Ajoutez les champignons de Paris coupés en quatre dans la sauce onctueuse et poursuivez la cuisson 5 minutes à 90°C, en sens inverse de rotation et à la vitesse cuillère. Cela permettra aux champignons de cuire tout en s’imprégnant des saveurs.

Étape 10

Voici l’étape la plus délicate, celle qui signe une sauce parfaite. Réglez la température sur 80°C et la vitesse sur 2. Versez très lentement, en un mince filet, le mélange crème-jaune d’œuf par l’orifice du couvercle. Laissez tourner 1 minute à cette température précise pour lier la sauce sans jamais la faire bouillir, ce qui ferait coaguler le jaune d’œuf et gâcherait la texture.

Étape 11

Le moment de vérité est arrivé. Goûtez votre sauce et rectifiez l’assaisonnement en sel et en poivre si nécessaire. La touche finale du chef : ajoutez une belle pincée de noix de muscade fraîchement râpée. Son parfum chaud et épicé est la signature d’une blanquette réussie.

Étape 12

Il ne vous reste plus qu’à napper généreusement les morceaux de poulet et les carottes que vous aviez réservés au chaud avec cette sauce divine. Mélangez délicatement l’ensemble et servez immédiatement, bien chaud, pour le plus grand plaisir de vos convives.

Elise

Mon astuce de chef

Pour une blanquette encore plus savoureuse et une viande incroyablement fondante, troquez les escalopes de poulet contre des hauts de cuisse désossés et sans peau. Leur chair, légèrement plus grasse, supporte mieux la cuisson longue et apporte un goût plus prononcé au plat. Mon autre conseil de chef concerne la liaison : ne faites jamais, au grand jamais, bouillir votre sauce une fois que le mélange jaune d’œuf-crème a été incorporé. Une température supérieure à 85°C transformerait votre velouté onctueux en une sauce aux œufs brouillés. La patience à cette étape est la clé d’une blanquette inoubliable.

Quel vin pour sublimer votre blanquette ?

La blanquette de poulet, avec sa sauce crémeuse et délicate, appelle un vin blanc qui saura équilibrer sa richesse sans l’écraser. L’accord parfait se trouve souvent en Bourgogne. Optez pour un Chardonnay vif et minéral comme un Mâcon-Villages, un Saint-Véran ou, pour les grandes occasions, un Rully. Leurs notes de beurre frais et de noisette feront écho à la sauce.

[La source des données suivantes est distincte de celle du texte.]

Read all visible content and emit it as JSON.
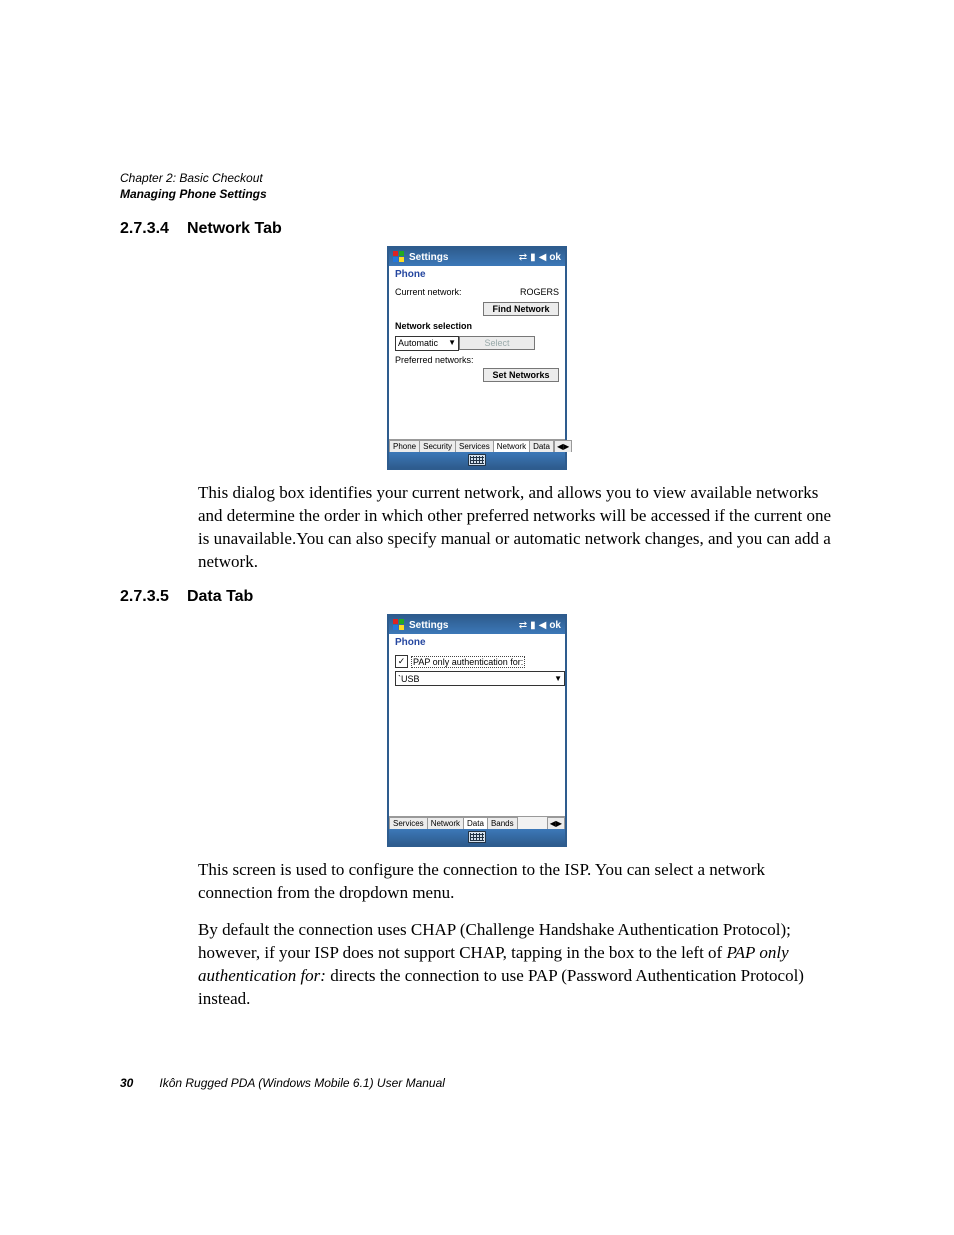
{
  "header": {
    "line1": "Chapter 2: Basic Checkout",
    "line2": "Managing Phone Settings"
  },
  "section_234": {
    "number": "2.7.3.4",
    "title": "Network Tab",
    "paragraph": "This dialog box identifies your current network, and allows you to view available networks and determine the order in which other preferred networks will be accessed if the current one is unavailable.You can also specify manual or automatic network changes, and you can add a network."
  },
  "section_235": {
    "number": "2.7.3.5",
    "title": "Data Tab",
    "p1": "This screen is used to configure the connection to the ISP. You can select a network connection from the dropdown menu.",
    "p2_a": "By default the connection uses CHAP (Challenge Handshake Authentication Protocol); however, if your ISP does not support CHAP, tapping in the box to the left of ",
    "p2_i": "PAP only authentication for:",
    "p2_b": " directs the connection to use PAP (Password Authentication Protocol) instead."
  },
  "shot1": {
    "title": "Settings",
    "sub": "Phone",
    "curlabel": "Current network:",
    "curval": "ROGERS",
    "btn_find": "Find Network",
    "selhead": "Network selection",
    "selval": "Automatic",
    "btn_select": "Select",
    "preflabel": "Preferred networks:",
    "btn_set": "Set Networks",
    "tabs": [
      "Phone",
      "Security",
      "Services",
      "Network",
      "Data"
    ],
    "ok": "ok"
  },
  "shot2": {
    "title": "Settings",
    "sub": "Phone",
    "checklabel": "PAP only authentication for:",
    "ddval": "`USB",
    "tabs": [
      "Services",
      "Network",
      "Data",
      "Bands"
    ],
    "ok": "ok"
  },
  "footer": {
    "page": "30",
    "text": "Ikôn Rugged PDA (Windows Mobile 6.1) User Manual"
  }
}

Une autre piste très intéressante nous mène dans la vallée de la Loire. Un Vouvray sec, issu du cépage chenin, apportera une tension et une acidité rafraîchissante qui trancheront avec l’onctuosité du plat. Enfin, un Sancerre, avec ses arômes d’agrumes et sa droiture, nettoiera le palais et préparera à la bouchée suivante. Servez le vin frais, mais non glacé, autour de 10-12°C.

La blanquette, une histoire de tradition française

Contrairement à ce que l’on pourrait penser, la blanquette n’est pas un plat si ancien. Ses premières mentions écrites datent du 18ème siècle. Son nom vient tout simplement de la couleur « blanche » de sa sauce et de sa viande, qui est pochée et non rôtie ou braisée. C’est l’archétype du plat mijoté bourgeois, un plat de récupération à l’origine, où l’on utilisait les restes d’un rôti de veau.

Aujourd’hui, elle est devenue un pilier de la cuisine familiale, un plat réconfortant qui se transmet de génération en génération. La technique de sa sauce, un velouté lié au jaune d’œuf et à la crème, est une des bases fondamentales de la cuisine française classique. La maîtriser, c’est toucher du doigt l’âme de notre patrimoine culinaire.